The album title is a pun on the popular movie title Gorillas in the Mist and guerrilla warfare. In the post-Los Angeles riot atmosphere of the album's release, the title was also perceived as a clever reference to a comment made by one of the police officers who had arrested Rodney King. Laurence Michael Powell, one of King's arresting officers, had described through radio message a domestic disturbance involving two black people as something straight from Gorillas in the Mist.

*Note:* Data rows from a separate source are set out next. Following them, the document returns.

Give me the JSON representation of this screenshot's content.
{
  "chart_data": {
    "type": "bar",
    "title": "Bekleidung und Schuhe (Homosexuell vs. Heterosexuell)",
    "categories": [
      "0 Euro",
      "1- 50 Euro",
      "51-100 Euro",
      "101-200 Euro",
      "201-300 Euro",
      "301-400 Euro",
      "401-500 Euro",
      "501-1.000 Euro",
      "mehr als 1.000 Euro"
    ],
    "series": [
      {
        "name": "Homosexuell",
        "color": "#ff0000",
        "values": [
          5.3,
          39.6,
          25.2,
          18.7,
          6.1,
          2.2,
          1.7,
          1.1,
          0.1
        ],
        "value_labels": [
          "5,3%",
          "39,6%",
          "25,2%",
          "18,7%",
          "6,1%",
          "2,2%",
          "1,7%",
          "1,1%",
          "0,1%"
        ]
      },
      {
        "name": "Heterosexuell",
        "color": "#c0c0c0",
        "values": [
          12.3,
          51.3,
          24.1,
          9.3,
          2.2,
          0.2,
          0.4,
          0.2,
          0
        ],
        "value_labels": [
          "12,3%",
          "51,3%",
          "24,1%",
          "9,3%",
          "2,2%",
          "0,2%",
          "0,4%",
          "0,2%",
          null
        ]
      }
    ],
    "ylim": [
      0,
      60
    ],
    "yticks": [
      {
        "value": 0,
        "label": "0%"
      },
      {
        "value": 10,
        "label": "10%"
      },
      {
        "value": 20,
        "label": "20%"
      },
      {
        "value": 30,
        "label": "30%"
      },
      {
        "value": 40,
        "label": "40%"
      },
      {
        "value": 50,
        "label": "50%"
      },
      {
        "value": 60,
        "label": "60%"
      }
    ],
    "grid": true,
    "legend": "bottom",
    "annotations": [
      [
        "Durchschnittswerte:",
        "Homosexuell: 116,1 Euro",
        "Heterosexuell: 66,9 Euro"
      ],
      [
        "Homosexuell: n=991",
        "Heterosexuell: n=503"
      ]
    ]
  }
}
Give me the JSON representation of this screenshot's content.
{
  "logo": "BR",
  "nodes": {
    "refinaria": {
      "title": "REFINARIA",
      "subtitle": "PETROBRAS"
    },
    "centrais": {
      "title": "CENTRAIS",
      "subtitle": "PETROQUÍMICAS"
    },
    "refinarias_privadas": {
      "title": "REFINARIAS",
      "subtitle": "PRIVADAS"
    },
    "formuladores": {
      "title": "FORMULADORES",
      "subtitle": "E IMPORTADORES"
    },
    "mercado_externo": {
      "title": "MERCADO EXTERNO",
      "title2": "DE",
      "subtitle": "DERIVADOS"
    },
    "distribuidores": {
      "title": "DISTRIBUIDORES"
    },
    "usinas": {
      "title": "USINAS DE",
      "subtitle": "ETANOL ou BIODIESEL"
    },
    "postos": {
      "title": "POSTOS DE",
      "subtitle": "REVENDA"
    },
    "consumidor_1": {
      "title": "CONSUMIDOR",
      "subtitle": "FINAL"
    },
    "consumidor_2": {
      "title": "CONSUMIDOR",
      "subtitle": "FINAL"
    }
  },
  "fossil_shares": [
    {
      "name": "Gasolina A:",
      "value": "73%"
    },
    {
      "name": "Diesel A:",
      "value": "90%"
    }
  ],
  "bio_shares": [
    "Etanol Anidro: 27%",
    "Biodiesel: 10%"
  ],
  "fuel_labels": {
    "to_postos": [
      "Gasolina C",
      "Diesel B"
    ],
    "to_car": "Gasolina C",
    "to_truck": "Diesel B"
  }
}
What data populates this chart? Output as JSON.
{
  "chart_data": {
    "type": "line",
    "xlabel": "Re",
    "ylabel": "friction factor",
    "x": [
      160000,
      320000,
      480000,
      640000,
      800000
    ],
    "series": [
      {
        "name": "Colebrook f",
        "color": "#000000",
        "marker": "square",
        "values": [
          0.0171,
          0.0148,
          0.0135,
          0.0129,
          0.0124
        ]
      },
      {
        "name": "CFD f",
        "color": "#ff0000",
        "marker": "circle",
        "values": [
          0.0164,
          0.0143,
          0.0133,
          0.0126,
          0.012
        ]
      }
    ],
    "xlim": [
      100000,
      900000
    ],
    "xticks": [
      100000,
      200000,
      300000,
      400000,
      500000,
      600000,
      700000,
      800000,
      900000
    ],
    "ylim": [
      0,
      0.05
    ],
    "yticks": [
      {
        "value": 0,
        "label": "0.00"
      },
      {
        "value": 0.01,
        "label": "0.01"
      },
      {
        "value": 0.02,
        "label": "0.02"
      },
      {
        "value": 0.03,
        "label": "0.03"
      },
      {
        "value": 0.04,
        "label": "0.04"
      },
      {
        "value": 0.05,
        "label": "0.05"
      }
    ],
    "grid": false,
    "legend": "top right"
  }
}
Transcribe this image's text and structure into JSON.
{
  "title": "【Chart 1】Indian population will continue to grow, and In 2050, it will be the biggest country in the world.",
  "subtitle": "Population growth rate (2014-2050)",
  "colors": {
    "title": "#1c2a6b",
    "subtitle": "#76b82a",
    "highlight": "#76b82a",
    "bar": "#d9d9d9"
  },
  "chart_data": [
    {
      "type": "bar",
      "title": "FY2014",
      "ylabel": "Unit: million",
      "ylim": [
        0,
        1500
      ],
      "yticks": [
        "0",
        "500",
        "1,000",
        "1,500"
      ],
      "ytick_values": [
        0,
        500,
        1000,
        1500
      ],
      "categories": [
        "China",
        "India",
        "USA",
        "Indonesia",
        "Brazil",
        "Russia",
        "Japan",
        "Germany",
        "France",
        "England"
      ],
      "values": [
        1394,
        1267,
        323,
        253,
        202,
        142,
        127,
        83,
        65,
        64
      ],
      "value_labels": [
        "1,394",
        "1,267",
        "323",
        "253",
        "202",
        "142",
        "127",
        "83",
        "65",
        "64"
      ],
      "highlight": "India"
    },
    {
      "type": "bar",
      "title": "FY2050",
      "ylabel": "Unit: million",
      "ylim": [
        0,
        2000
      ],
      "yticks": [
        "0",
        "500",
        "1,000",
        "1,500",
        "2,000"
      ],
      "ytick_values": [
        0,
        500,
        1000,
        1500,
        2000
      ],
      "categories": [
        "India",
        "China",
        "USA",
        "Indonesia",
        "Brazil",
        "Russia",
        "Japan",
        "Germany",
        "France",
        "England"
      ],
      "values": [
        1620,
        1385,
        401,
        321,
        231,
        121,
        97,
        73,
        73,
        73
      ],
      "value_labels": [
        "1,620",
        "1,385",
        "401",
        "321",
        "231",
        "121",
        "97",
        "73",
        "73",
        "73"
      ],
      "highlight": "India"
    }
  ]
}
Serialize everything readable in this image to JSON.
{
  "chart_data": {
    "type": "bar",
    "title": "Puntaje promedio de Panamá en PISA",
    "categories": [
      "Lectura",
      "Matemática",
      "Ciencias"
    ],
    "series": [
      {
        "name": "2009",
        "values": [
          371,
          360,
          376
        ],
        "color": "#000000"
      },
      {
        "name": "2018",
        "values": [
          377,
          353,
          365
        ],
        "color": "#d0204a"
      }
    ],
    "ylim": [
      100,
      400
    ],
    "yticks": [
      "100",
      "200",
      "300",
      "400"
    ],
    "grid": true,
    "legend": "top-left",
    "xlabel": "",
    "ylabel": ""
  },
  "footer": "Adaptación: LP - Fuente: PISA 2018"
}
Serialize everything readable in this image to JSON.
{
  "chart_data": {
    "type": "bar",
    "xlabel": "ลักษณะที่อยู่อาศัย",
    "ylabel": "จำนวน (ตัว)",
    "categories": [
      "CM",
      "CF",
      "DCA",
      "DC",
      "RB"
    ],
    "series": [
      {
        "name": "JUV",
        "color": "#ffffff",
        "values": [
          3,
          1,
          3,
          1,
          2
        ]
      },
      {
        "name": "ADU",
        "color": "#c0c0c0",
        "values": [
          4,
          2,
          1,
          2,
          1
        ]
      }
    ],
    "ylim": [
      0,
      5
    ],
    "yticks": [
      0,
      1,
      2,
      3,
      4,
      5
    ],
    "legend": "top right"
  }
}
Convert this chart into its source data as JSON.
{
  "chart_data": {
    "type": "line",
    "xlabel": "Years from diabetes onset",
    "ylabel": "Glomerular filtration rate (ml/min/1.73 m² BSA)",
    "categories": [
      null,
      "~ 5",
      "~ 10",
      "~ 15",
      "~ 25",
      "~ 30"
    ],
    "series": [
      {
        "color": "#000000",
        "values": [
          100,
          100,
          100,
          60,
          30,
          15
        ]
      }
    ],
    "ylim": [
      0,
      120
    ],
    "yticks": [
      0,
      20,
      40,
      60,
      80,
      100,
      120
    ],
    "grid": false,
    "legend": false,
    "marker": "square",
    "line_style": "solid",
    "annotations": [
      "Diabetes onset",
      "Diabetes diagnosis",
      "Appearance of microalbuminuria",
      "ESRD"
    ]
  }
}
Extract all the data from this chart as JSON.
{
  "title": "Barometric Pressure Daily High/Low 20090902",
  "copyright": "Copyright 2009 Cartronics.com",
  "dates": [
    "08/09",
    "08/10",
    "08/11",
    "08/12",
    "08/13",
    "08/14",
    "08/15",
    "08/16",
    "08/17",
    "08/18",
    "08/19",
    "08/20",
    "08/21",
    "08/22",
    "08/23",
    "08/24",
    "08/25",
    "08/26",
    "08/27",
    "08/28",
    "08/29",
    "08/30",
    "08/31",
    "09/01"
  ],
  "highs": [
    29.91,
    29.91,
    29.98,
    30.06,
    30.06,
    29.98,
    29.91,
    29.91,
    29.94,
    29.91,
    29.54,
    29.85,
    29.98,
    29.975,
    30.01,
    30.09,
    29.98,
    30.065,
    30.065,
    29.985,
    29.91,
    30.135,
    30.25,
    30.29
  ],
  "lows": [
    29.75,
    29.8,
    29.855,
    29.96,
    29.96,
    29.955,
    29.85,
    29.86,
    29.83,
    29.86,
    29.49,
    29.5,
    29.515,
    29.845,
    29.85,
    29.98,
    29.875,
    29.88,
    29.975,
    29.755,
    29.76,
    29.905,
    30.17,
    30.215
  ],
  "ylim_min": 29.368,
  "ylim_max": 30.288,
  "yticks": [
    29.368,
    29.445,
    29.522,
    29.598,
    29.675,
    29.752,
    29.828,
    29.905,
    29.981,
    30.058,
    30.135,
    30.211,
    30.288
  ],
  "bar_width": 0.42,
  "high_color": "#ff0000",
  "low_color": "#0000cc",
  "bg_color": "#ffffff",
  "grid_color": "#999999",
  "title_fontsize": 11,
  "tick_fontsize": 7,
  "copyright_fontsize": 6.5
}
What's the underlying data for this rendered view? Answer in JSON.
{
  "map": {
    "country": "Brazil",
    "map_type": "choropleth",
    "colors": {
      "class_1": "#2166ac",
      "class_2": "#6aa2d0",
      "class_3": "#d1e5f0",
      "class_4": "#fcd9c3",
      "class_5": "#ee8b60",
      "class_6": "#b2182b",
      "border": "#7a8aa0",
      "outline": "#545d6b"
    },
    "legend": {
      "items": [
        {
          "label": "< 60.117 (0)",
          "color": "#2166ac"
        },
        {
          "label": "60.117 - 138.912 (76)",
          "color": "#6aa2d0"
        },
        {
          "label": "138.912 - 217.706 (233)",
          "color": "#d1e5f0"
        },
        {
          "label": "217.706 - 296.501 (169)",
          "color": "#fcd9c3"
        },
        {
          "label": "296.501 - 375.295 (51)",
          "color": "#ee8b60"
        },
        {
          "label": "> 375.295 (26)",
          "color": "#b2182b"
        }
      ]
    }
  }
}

Powell's comment was considered highly racist, comparing black people to gorillas, and was used against the officer during the Rodney King trial.

==Commercial performance==
The album was certified gold on December 18, 1992, selling over 500,000 copies.

==Critical reception==

The Los Angeles Times praised the "snarling raps, sharp humor, canny observations and fast, funky beats."

Professional ratings
Review scores
| Source | Rating |
| AllMusic | Star Half star |
| Los Angeles Times | Star Half star |
| RapReviews | 8/10 |
| The Source | Star |

==Track listing==

Notes
- Tracks 2, 4, 5, 6 and 9 featured uncredited vocals by Ice Cube.

| No. | Title | Length |
|---|---|---|
| 1. | "Capital Punishment in America" | 1:55 |
| 2. | "Buck the Devil" | 4:28 |
| 3. | "Lost in tha System" | 3:34 |
| 4. | "You and Your Heroes" | 2:59 |
| 5. | "All on My Nut Sack" | 4:33 |
| 6. | "Guerillas in tha Mist" | 4:25 |
| 7. | "Lenchmob Also in the Group" | 1:47 |
| 8. | "Ain't Got No Class" (featuring B-Real) | 3:35 |
| 9. | "Freedom Got an A.K." | 3:03 |
| 10. | "Ankle Blues" | 2:47 |
| 11. | "Who Ya Gonna Shoot wit That" | 2:43 |
| 12. | "Lord Have Mercy" | 3:40 |
| 13. | "Inside the Head of a Black Man" | 1:55 |
| Total length: |  | 41:24 |

==Personnel==
- Terry "T-Bone" Gray – vocals, co-producer
- Jerome "Shorty" Muhammad – vocals
- DaSean "J-Dee" Cooper – vocals
- O'Shea Jackson – vocals (tracks: 2, 4–6, 9), producer, executive producer
- Louis Freese – vocals (track 8)
- Derrick A. Baker – co-producer
- James Rashad Coes – co-producer
- Mister Woody – co-producer
- Bob Morris – engineering
- Mike Calderon – engineering
- Brian Knapp Gardner – mastering
- Ed Korengo – mixing
- Kevin Hosmann – art direction
- Mario Castellanos – photography

==Charts==

| Chart (1992–1993) | Peak position |
|---|---|
| U.S. Billboard 200 | 24 |
| U.S. Billboard Top R&B/Hip-Hop Albums | 4 |

==Certifications==

| Region | Certification | Certified units/sales |
| United States (RIAA) | Gold | 500,000^{^} |
^{^} Shipments figures based on certification alone.